The SME Test: Assessing the impact of new laws and regulations on SMEs

New laws and regulations quickly accumulate and cause administrative overload for small and medium enterprises (SMEs) because the costs of compliance are often disproportionately higher than for large enterprises.

In many countries, the number of laws and regulations adopted each year to which SMEs must comply is increasing dramatically. While this is not a bad thing, it is necessary to improve the quality of laws and regulations and the process through which they are formulated and adopted.

Well-structured laws and regulations should have a positive influence on private sector development, economic growth and employment, as well as on social and environmental outcomes.

New or recently revised laws and regulations can generate unanticipated and undesired effects. To counter this, it is important to consider the impact of new laws and regulations on SMEs before they are introduced.

Anticipating regulatory impacts – Regulatory Impact Analysis

In general terms, this is referred to as Regulatory Impact Analysis (RIA).

A RIA is a systemic approach to assessing the anticipated positive and negative effects of proposed and existing laws and regulations alongside non-legal and non-regulatory alternatives.
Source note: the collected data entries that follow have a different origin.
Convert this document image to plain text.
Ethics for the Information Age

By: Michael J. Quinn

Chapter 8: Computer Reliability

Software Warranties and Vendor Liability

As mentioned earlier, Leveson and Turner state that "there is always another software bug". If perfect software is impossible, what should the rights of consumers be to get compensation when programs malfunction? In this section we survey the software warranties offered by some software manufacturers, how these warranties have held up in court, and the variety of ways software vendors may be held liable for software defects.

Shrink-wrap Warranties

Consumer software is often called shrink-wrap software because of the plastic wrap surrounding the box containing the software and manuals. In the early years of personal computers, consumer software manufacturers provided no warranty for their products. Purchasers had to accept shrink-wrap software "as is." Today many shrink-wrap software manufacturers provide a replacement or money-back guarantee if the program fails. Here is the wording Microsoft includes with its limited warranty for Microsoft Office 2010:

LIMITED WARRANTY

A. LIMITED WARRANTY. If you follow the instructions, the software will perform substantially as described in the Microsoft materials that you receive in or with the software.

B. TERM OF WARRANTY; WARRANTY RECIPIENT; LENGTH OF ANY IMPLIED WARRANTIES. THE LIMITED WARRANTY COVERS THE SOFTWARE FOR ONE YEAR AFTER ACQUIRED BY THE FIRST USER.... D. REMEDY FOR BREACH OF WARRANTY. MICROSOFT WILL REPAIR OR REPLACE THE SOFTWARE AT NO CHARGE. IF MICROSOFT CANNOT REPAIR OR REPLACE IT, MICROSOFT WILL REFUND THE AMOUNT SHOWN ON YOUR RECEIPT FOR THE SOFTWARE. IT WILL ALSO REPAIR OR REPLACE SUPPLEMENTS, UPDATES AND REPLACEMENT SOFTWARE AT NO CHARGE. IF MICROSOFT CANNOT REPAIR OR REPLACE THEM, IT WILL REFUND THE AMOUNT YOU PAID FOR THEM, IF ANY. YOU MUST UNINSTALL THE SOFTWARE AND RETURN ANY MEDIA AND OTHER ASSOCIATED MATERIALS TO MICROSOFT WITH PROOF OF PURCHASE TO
This employs an evidence-based approach to policymaking to ensure proposed laws and regulations are efficient and effective in a changing and complex world.

Some form of RIA has been adopted by nearly all OECD members. However, the successful implementation of RIA is administratively and technically challenging.

Many developing economies have not yet established RIA mechanisms, largely because these are seen as too costly, difficult and time-consuming.

An easier to apply analysis of likely impacts on SMEs

The SME Test is a type of RIA implemented in many European countries to ensure that proposed laws and regulations do not impact disproportionately on SMEs. It involves testing the application of legislative and regulatory proposals to determine their likely impact on SMEs.

See the European Commission’s recently revised Better Regulation Guidelines (November 2021).

Key elements of the SME test are:

  • Has to be performed and reported more systematically in all impact assessment reports, where proportionate.
  • The Impact Assessment report must include the assessment of impacts on SMEs with a reference to the result of the “test” on various policy options.
  • The assessment has to be proportionate to the relevance of the initiative for SMEs.
  • Because data on SME costs can be hard to obtain, it is particularly important to plan the SME consultation process properly.
  • Where there are significant adverse impacts on SMEs anticipated, consideration should be given to different ways to minimize burdens when devising the policy options.
  • When policy options impose a disproportionate burden on SMEs compared to large enterprises, it is necessary to consider mitigating measures as well as embedding a way to monitor the impact on SMEs in the legislation or regulation.
  • SME exemptions should only be considered as a last mitigating measure.

Encouraging policymakers to think small first

The SME Test reflects the European Commission’s “Think Small First” principle. This principle:

Requires policymakers to give full consideration to SMEs at the early policy development stage. Ideally, rules impacting on business should be created from the SMEs’ point of view, or in other words, SMEs should be considered by public authorities as being their “prime customers” as far as business regulation is concerned. The principle relies on the fact that “one size does not fit all” but a lighter touch approach can also be beneficial to larger businesses. Conversely, rules and procedures designed for large companies create disproportionate, if not unbearable burdens for SMEs as they lack economies of scale.

Improving the ways laws and regulations are crafted

While the successful implementation of the SME Test requires a change of culture and attitude among public officials, it should not necessitate a substantial increase of personnel or the creation of a complex institution.

An SME Test becomes part of the normal policymaking process. Public officials should be supported to develop the skills and knowledge necessary to implement these procedures in the preparation of new laws and regulations.